Joseph Simmons of Yale’s School of Management points to a nudge from Atul Gawande’s New Yorker piece that reduces doctor error in treating hospital patients. Because a single patient’s medical care can require hundreds of decisions each day, some doctors and hospital administrators have experimented with using checklists for certain treatments. The checklists contain simple, routine actions, all of which doctors learned in medical school but may simply forget to follow because of time constraints, stress, or distractions.
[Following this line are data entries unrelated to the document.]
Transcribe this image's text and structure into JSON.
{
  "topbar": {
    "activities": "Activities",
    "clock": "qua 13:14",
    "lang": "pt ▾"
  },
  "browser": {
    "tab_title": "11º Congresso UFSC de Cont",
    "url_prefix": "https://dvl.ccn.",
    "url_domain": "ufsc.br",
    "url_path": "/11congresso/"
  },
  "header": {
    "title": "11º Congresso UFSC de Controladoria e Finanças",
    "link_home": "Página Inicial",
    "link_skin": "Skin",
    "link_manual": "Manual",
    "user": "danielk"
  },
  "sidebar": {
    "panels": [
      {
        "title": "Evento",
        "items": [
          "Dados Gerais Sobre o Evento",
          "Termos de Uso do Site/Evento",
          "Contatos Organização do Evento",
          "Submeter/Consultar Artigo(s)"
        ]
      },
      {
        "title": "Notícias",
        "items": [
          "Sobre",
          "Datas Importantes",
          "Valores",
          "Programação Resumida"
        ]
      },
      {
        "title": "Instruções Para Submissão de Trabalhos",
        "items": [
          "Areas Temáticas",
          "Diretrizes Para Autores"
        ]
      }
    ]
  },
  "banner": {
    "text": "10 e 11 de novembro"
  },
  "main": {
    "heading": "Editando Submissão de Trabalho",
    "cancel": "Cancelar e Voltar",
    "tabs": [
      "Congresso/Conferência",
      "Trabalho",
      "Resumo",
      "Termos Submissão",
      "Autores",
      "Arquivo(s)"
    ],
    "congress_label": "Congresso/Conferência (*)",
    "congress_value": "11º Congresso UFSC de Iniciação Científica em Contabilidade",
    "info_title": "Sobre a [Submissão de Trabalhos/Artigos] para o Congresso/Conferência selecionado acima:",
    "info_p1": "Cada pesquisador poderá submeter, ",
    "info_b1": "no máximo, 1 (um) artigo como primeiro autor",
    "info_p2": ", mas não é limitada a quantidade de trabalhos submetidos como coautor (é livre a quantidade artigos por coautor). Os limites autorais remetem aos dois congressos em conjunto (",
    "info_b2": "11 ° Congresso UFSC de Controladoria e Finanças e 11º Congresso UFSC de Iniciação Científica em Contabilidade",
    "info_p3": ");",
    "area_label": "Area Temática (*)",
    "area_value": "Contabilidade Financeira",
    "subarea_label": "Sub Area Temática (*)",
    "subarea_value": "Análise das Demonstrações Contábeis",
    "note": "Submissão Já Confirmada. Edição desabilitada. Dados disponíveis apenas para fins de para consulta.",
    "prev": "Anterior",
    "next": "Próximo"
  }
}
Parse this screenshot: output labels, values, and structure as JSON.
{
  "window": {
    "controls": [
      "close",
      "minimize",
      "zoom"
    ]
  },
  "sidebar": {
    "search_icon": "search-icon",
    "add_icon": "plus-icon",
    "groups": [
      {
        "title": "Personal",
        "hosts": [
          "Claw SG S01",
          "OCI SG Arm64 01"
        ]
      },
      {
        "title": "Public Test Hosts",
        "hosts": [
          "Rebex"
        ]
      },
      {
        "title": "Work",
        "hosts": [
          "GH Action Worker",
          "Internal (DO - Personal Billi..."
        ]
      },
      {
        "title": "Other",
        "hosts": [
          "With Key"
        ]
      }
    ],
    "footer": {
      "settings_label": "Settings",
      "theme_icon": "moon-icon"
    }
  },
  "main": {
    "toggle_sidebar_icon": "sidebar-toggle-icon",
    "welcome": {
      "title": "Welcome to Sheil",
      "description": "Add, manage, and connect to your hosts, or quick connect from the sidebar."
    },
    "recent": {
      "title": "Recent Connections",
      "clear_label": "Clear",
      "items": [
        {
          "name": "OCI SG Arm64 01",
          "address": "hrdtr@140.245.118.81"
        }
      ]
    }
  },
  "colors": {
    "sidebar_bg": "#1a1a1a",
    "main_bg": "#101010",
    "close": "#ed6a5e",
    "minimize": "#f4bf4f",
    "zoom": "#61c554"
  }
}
For instance, the checklist designed by a critical care specialist at Johns Hopkins Hospital for treating line infections includes the following items:
(1) wash their hands with soap, (2) clean the patient’s skin with chlorhexidine antiseptic, (3) put sterile drapes over the entire patient, (4) wear a sterile mask, hat, gown, and gloves, and (5) put a sterile dressing over the catheter site once the line is in.
Johns Hopkins’ doctors were stunned by the results from the line infection checklist.
The results were so dramatic that they weren’t sure whether to believe them: the ten-day line-infection rate went from eleven per cent to zero. So they followed patients for fifteen more months. Only two line infections occurred during the entire period. They calculated that, in this one hospital, the checklist had prevented forty-three infections and eight deaths, and saved two million dollars in costs.
The checklists provided two main benefits…First, they helped with memory recall, especially with mundane matters that are easily overlooked in patients undergoing more drastic events. (When you’re worrying about what treatment to give a woman who won’t stop seizing, it’s hard to remember to make sure that the head of her bed is in the right position.) A second effect was to make explicit the minimum, expected steps in complex processes. (The critical care specialist was) surprised to discover how often even experienced personnel failed to grasp the importance of certain precautions. In a survey of I.C.U. staff taken before introducing the ventilator checklists, he found that half hadn’t realized that there was evidence strongly supporting giving ventilated patients antacid medication. Checklists established a higher standard of baseline performance.